Deutsche Bank AG agreed to pay $41 million to settle Federal Reserve allegations that its U.S. operations failed to maintain adequate protections against money laundering.
The Frankfurt-based bank’s U.S. operations fell short in complying with the Bank Secrecy Act, which requires lenders to help federal agencies prevent illegal transactions, the Fed said in a brief Tuesday statement. The regulator imposed a cease-and-desist order on Deutsche Bank that requires it to address “unsafe and unsound practices.” The bank also agreed to improve its controls and boost oversight of senior management.
“We are committed to implementing every remediation measure referenced in the Fed’s order and to meeting their expectations,” Deutsche Bank said in an emailed statement.
Deutsche Bank’s insufficient monitoring involved billions of dollars in “potentially suspicious transactions” that were processed between 2011 and 2015, the Fed said. The transactions involved affiliates in Europe that failed to provide “accurate and complete information,” the regulator said.
While the Fed didn’t disclose any specific transactions that were improper, Deutsche Bank has faced multiple investigations by various regulators into whether it allowed customers to engage in illicit trades. Deutsche Bank has recently reached settlements with the U.K. and New York State’s Department of Financial Services over trades that allegedly helped wealthy Russians move some $10 billion out of the country.

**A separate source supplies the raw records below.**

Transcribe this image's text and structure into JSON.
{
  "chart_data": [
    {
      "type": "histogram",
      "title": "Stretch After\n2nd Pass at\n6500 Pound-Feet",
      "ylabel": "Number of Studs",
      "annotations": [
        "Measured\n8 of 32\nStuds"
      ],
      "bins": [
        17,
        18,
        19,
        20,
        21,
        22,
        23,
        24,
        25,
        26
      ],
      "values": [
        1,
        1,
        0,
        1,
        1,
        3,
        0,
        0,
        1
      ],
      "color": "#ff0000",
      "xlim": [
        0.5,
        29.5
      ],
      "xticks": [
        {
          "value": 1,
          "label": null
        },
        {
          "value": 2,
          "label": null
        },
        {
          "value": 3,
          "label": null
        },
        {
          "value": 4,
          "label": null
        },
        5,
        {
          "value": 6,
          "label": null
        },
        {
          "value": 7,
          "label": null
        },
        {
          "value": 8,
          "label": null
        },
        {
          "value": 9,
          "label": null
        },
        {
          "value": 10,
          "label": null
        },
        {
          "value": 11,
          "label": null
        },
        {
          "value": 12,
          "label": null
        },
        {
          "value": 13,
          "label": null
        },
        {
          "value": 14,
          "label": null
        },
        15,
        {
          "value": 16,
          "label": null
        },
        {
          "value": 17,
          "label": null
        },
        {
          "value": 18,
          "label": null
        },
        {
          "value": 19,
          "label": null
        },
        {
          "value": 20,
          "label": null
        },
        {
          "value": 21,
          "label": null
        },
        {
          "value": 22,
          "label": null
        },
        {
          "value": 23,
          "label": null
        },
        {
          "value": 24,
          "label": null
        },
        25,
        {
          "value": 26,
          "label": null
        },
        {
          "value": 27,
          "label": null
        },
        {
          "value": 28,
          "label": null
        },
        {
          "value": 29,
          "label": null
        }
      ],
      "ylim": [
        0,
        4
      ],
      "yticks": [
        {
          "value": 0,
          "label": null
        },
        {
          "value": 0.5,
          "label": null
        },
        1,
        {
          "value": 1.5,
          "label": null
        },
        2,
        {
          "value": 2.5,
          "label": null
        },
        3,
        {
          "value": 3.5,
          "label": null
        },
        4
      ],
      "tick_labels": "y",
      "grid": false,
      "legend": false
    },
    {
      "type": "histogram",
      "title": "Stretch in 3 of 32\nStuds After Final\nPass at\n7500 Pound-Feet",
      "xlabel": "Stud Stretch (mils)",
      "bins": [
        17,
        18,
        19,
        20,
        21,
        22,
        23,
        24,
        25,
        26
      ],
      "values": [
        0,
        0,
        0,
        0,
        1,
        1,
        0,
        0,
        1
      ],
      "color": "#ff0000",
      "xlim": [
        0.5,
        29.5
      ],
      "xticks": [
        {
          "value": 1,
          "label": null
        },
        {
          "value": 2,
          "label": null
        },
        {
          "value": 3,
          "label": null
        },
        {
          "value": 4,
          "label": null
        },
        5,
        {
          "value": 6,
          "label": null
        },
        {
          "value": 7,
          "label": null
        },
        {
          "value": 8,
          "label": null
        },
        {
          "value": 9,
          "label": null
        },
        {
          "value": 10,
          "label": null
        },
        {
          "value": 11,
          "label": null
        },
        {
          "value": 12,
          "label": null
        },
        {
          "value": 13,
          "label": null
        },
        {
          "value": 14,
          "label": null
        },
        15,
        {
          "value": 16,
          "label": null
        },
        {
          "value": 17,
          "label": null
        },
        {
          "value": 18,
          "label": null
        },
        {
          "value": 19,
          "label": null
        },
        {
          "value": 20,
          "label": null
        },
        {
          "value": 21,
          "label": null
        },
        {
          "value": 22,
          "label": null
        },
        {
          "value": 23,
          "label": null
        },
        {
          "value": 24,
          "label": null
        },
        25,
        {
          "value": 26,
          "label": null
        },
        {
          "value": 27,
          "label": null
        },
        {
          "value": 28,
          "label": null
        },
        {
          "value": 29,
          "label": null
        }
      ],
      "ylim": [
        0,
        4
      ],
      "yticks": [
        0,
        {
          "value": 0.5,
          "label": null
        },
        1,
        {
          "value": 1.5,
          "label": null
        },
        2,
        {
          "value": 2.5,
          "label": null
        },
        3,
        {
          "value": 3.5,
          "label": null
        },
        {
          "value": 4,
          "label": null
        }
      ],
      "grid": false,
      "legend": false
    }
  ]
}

The settlements involved what are known as mirror trades, in which bankers purchased Russian stocks in rubles while selling the same amount of shares in London. The trades effectively converted rubles to dollars, and the cash flowed from the U.K. through Cyprus, Estonia and the U.S., investigators say. The deficiencies cited by the Fed include controls over transactions like mirror trades, said one person with knowledge of the matter.
In its settlement with the Fed, Deutsche Bank agreed to enlist an outside monitor to review transactions with international banks in the second half of 2016 — a timeframe that could expand depending on the monitor’s findings. The bank also agreed for the outside monitor to review its compliance with anti-money laundering laws.